Saturday, March 1, 2014
Suntory Sale Puts Maker's Expansion Back on Front Burner
It was just a little over a year ago that Maker's Mark put us all through the proof cut fiasco. You remember that, don't you? My question at the time was, "Why Is Maker's Watering Its Whiskey Instead of Expanding?"
The people who run Maker's Mark have known for ten years or more that the Maker's Mark Distillery needs more capacity if they are going to meet demand while keeping their pledge to make every drop at the beloved distillery in Loretto. The expansion plan was completed and announced in 2005, when Maker's Mark was still owned by Allied-Domecq. Then the sale to Beam happened, but everyone assumed that after evaluating the plan Beam would pull the trigger.

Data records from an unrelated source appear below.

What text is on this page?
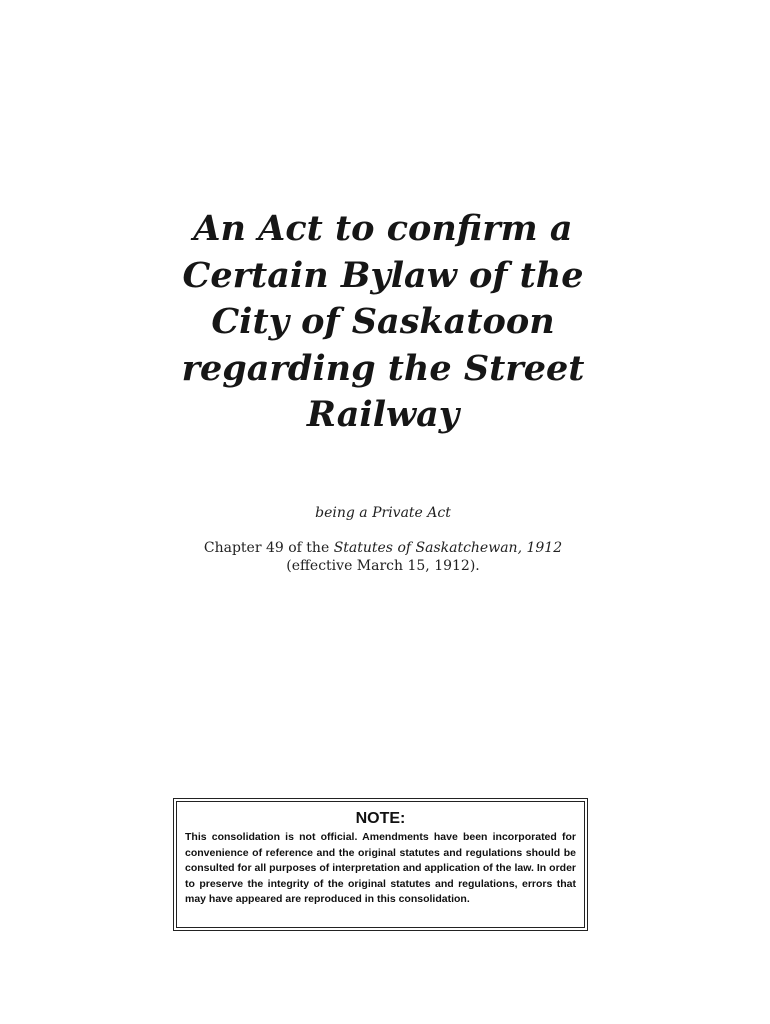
An Act to confirm a
Certain Bylaw of the
City of Saskatoon
regarding the Street
Railway
being a Private Act
Chapter 49 of the Statutes of Saskatchewan, 1912
(effective March 15, 1912).
NOTE:
This consolidation is not official. Amendments have been incorporated for convenience of reference and the original statutes and regulations should be consulted for all purposes of interpretation and application of the law. In order to preserve the integrity of the original statutes and regulations, errors that may have appeared are reproduced in this consolidation.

The sale went through, Beam took over, and indeed it did appear that the trigger had been pulled. By 2008, the necessary infrastructure improvements were completed. The lake had been enlarged to increase the water supply and the facility's waste handling capacity had been increased too. The numbers said there was no time to lose. The current facility can produce a maximum of 1.5 million cases a year and sales were closing in on that number.
Still, the expansion was postponed.
Last year, during the proof cut fiasco, all I got in response to my question was a lot of double-talk. Although no one at Maker's or Beam is likely to confirm this, it is apparent now that Beam didn't want to spend the money because it was trying to make itself an attractive takeover target so it could finally get activist investor Bill Ackman (Pershing Square) off its back. With the Suntory deal all but sealed, and no doubt with Suntory's approval, everyone is finally able to exhale and move forward.

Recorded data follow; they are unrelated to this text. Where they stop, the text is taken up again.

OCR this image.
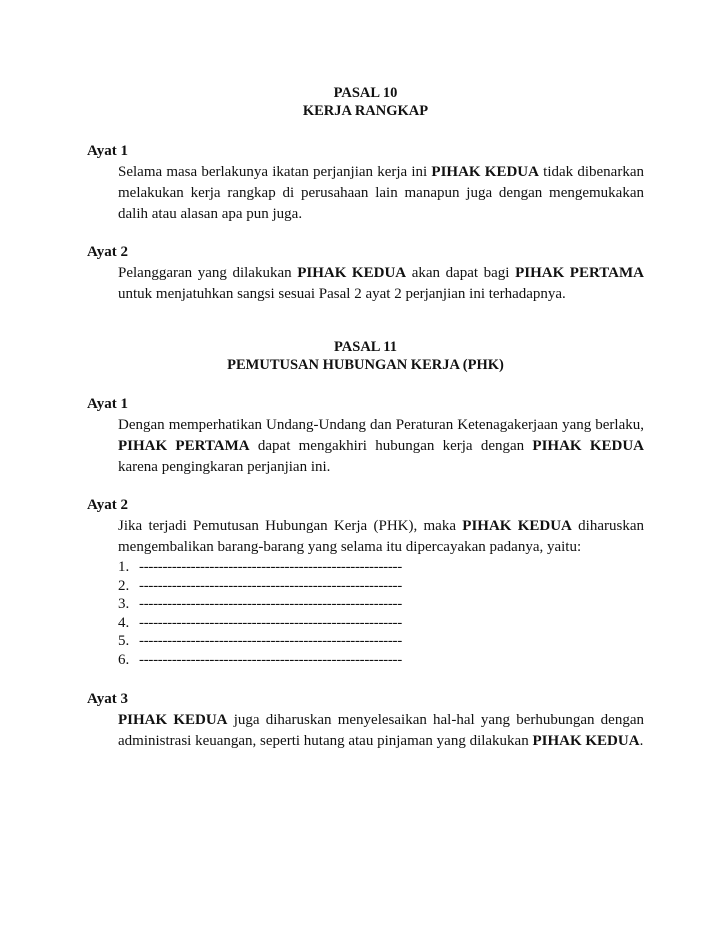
PASAL 10
KERJA RANGKAP
Ayat 1
Selama masa berlakunya ikatan perjanjian kerja ini PIHAK KEDUA tidak dibenarkan melakukan kerja rangkap di perusahaan lain manapun juga dengan mengemukakan dalih atau alasan apa pun juga.
Ayat 2
Pelanggaran yang dilakukan PIHAK KEDUA akan dapat bagi PIHAK PERTAMA untuk menjatuhkan sangsi sesuai Pasal 2 ayat 2 perjanjian ini terhadapnya.
PASAL 11
PEMUTUSAN HUBUNGAN KERJA (PHK)
Ayat 1
Dengan memperhatikan Undang-Undang dan Peraturan Ketenagakerjaan yang berlaku, PIHAK PERTAMA dapat mengakhiri hubungan kerja dengan PIHAK KEDUA karena pengingkaran perjanjian ini.
Ayat 2
Jika terjadi Pemutusan Hubungan Kerja (PHK), maka PIHAK KEDUA diharuskan mengembalikan barang-barang yang selama itu dipercayakan padanya, yaitu:
1. --------------------------------------------------------
2. --------------------------------------------------------
3. --------------------------------------------------------
4. --------------------------------------------------------
5. --------------------------------------------------------
6. --------------------------------------------------------
Ayat 3
PIHAK KEDUA juga diharuskan menyelesaikan hal-hal yang berhubungan dengan administrasi keuangan, seperti hutang atau pinjaman yang dilakukan PIHAK KEDUA.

The gist of the plan is the same as it was in 2005, to build a third distillery exactly like the other two, thereby increasing capacity by 50 percent. The Rob Samuels letter to Ambassadors talks primarily about the beer still, and that is the heart of the operation, but they will need another doubler and the necessary compliment of cookers, fermenters, and so on.
Vendome, the Louisville still maker, is backed up with orders right now but that won't be a problem because they always have a spare Maker's Mark beer still on hand just in case.
When they get that third still up and running they can finally start to work on the much more vexing problem, what to do next? By all previous accounts, three stills is as far as they can go without finding a new water supply.